This screen allows you to configure the Spider options.
It should be noted that modifying most of these options also affects the running Spider.
The parameter defines the maximum depth in the crawling process where a page must be found in order for it to be processed. Resources found deeper than this level are not fetched and parsed by the spider. The value zero means unlimited depth.
The depth is calculated starting from the seeds, so, if a Spider scan starts with only a single URL (eg. URL manually specified), the depth is calculated from this one. However, if the scan starts with multiple seeds (eg. recurse and Sites tree node with children), a resource is processed if it’s depth relative to any of the seeds is less than the defined one.
The Spider is multi-threaded and this is the number that defines the maximum number of worker threads used in the crawling process. Changing this parameter does not have any effect on any crawling that is in progress.
The maximum length of time that the Spider should run for, measured in minutes. Zero (the default) means that the Spider will run until it has found all of the links that it is able to.
This parameter limits the number of children that will be crawled at every node in the tree.
This is useful for data driven applications that have large numbers of ‘pages’ that are in fact exactly the same code but containing different data, for example from a database.
By default this is set to zero which means there are no limits applied to the number of child nodes crawled.
Defines the maximum size, in bytes, that a response might have to be parsed. This allows the Spider to skip big responses/files.
Allows to manage the domains, string literals or regular expressions, that are in the Spider’s scope. The normal behavior of the Spider is to only follow links to resources found on the same domain as the page where the scan started. However, this option allows you to define additional domains that are considered “in scope” during the crawling process. Pages on these domains are processed during the scan.

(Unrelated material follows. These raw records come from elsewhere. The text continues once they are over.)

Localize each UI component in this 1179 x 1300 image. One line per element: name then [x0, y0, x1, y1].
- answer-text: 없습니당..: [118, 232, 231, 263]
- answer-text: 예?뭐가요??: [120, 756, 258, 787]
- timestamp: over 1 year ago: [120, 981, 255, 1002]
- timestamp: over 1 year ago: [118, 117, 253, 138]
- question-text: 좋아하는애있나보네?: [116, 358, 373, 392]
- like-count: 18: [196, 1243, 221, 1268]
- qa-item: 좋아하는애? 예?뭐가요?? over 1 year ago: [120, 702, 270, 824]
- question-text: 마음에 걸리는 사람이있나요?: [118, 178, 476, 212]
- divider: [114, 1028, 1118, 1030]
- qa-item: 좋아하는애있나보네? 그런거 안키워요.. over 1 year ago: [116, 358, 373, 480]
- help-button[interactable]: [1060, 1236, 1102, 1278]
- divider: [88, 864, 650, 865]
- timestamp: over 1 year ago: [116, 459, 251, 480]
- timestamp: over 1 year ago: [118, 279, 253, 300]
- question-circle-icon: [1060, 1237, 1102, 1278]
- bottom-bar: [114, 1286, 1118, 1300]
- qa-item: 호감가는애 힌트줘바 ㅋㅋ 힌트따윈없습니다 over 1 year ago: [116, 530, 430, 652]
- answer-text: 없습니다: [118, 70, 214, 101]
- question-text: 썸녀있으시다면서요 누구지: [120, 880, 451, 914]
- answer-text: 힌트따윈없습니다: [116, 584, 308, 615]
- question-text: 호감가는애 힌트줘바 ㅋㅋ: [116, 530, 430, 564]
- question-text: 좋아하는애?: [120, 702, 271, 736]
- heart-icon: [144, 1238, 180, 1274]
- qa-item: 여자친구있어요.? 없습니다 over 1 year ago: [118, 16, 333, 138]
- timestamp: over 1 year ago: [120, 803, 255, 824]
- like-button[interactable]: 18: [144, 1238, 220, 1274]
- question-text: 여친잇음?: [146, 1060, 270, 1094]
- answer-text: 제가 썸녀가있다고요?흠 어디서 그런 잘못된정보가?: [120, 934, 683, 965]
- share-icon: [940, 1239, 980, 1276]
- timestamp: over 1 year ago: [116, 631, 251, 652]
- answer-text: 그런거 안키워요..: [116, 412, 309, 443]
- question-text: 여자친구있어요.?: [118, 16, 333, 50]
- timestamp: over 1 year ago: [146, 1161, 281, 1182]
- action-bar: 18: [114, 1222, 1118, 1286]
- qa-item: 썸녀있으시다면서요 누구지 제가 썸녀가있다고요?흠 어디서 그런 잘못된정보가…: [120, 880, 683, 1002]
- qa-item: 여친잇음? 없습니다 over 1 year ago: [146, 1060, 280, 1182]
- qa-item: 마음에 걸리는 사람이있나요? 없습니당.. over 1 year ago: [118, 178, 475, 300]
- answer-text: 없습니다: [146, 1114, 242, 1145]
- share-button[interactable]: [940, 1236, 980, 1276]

When crawling, the Spider has an internal mechanism that marks which pages were already visited, so they are not processed again. When this check is made, the way the URIs parameters are handled is set using this option. There are three available options:
If the Spider requests should be sent with the “Referer” header.

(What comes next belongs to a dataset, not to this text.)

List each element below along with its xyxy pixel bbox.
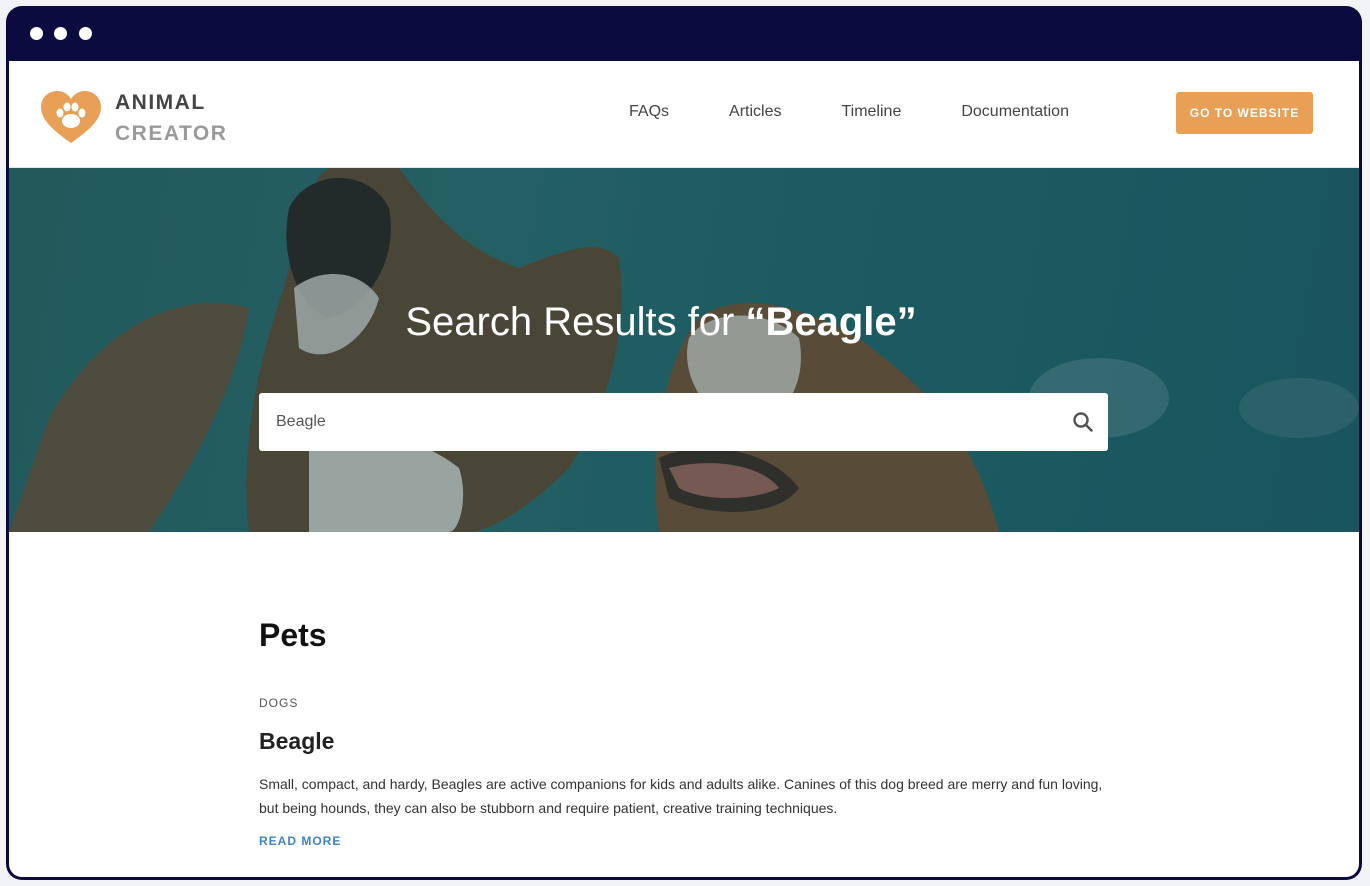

If the Spider scans should accept cookies while Spidering. If enabled the Spider will properly handle any cookies received from the server and will send them back accordingly. If the option is disabled, the Spider will not send any cookies in its requests. For example, this might control whether or not the Spider uses the same session throughout a spidering scan.
When accepting cookies the cookies are not shared between Spider scans, each scan has its own cookie jar.

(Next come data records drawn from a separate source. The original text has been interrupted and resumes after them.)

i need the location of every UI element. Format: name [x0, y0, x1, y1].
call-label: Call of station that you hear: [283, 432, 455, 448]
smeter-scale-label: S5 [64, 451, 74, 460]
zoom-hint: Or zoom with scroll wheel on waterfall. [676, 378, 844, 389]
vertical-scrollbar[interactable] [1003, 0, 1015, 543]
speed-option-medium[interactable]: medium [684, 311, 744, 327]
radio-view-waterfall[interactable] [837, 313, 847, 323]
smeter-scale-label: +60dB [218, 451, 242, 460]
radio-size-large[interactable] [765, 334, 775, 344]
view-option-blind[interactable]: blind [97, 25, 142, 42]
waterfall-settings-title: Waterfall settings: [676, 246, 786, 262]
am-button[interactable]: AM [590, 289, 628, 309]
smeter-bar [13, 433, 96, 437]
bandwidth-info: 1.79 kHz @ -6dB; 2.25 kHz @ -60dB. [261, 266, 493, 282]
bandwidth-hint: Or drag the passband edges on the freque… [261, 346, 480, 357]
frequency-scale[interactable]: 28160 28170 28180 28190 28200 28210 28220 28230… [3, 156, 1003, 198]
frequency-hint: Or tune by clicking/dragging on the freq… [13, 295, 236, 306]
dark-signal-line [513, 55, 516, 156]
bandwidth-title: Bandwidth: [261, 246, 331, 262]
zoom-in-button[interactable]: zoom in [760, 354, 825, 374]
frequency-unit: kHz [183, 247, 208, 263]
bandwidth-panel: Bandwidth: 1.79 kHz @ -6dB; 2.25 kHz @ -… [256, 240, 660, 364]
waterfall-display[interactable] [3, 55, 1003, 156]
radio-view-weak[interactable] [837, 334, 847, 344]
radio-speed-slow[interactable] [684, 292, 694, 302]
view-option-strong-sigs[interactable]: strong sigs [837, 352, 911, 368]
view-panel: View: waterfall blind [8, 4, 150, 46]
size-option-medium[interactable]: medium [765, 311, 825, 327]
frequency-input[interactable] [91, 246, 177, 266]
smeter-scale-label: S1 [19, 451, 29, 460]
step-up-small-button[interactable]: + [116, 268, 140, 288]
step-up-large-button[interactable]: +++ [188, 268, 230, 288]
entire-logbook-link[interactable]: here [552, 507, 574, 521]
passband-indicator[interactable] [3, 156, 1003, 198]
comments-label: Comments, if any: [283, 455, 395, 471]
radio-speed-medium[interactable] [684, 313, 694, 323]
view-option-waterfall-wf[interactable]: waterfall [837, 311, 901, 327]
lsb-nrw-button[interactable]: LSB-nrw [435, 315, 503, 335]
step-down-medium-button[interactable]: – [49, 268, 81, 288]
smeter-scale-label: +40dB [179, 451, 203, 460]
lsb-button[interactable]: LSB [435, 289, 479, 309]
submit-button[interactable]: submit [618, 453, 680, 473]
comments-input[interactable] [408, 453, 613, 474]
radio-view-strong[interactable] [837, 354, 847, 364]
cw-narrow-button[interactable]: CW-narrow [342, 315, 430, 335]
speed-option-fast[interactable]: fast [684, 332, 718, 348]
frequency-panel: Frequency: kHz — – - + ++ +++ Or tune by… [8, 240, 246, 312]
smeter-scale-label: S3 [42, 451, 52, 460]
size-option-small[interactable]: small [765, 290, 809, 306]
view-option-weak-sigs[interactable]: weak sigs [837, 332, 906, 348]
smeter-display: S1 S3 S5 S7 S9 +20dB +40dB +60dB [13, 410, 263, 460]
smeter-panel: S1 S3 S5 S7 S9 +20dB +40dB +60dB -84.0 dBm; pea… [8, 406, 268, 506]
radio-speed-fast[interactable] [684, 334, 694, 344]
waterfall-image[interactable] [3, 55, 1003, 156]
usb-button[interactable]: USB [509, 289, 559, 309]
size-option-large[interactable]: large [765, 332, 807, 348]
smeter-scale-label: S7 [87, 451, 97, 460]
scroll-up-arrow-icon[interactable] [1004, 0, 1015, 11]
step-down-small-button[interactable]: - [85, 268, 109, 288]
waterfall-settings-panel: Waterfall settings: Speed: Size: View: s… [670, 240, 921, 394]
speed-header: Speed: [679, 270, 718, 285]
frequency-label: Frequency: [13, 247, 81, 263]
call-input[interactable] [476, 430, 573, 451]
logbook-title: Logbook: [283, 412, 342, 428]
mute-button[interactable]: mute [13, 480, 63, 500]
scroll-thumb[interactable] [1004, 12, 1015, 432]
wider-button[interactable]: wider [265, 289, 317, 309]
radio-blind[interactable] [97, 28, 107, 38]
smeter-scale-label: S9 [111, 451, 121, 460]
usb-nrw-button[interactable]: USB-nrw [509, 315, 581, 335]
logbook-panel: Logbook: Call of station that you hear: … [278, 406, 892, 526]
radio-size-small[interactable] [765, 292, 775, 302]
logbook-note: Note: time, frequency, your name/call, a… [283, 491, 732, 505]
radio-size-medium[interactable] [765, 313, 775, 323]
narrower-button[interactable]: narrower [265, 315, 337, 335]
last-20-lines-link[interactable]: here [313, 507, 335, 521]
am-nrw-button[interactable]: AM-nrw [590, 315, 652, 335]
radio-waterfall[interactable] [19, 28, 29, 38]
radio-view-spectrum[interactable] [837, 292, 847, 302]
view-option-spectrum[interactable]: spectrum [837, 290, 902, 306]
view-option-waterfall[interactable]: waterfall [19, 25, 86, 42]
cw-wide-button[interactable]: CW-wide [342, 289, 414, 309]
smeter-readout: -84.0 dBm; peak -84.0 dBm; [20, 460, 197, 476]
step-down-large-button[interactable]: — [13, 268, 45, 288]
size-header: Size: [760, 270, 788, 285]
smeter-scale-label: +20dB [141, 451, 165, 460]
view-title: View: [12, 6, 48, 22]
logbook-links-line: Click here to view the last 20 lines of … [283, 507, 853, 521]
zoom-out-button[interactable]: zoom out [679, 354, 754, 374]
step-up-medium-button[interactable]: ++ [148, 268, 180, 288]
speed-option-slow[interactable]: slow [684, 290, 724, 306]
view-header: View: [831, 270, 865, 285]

This option has low priority, the Spider will respect other (global) options related to the HTTP state. This option is ignored if, for example, the option Use Global HTTP State is selected, when spidering as a User or when a HTTP Session is active.
During the crawling process, the behaviour of the Spider when it encounters HTML forms is defined by this option. If disabled, the HTML forms will not be processed at all. If enabled, the HTML forms with the method defined as HTTP GET will be submitted with some generated values. The behaviour when encountering forms with the method defined as HTTP POST is configured by the next option.
As briefly described in the previous paragraph (Process Forms), this option configures the behaviour of the Spider when Process Forms is enabled and when encountering HTML forms that have to be POSTed.
This option defines whether the Spider should also consider HTML comments when searching for links to resources. Only the resources found in commented valid HTML tags will be processed.
This option defines whether the Spider should also spider the robots.txt files found on websites, searching for links to resources. This option does not define whether the Spider should follow the rules imposed by the robots.txt file.
This option controls whether the Spider should also consider ‘sitemap.xml’ file and try to identify new resources.
This option controls whether the Spider should also parse SVN metadata files and try to identify new resources.
This option controls whether the Spider should also parse Git metadata files and try to identify new resources.
This option controls whether the Spider should also parse .DS_Store files and try to identify new resources.
This options defines whether the Spider should try to detect OData-specific parameters (i.e. resources identifiers) in order to properly process them according to the rule defined by the “Query parameters handling” option.
Allows to manage the parameters that should be removed when canonicalising the URLs found.
The session names defined in the HTTP Sessions options are taken into account and removed.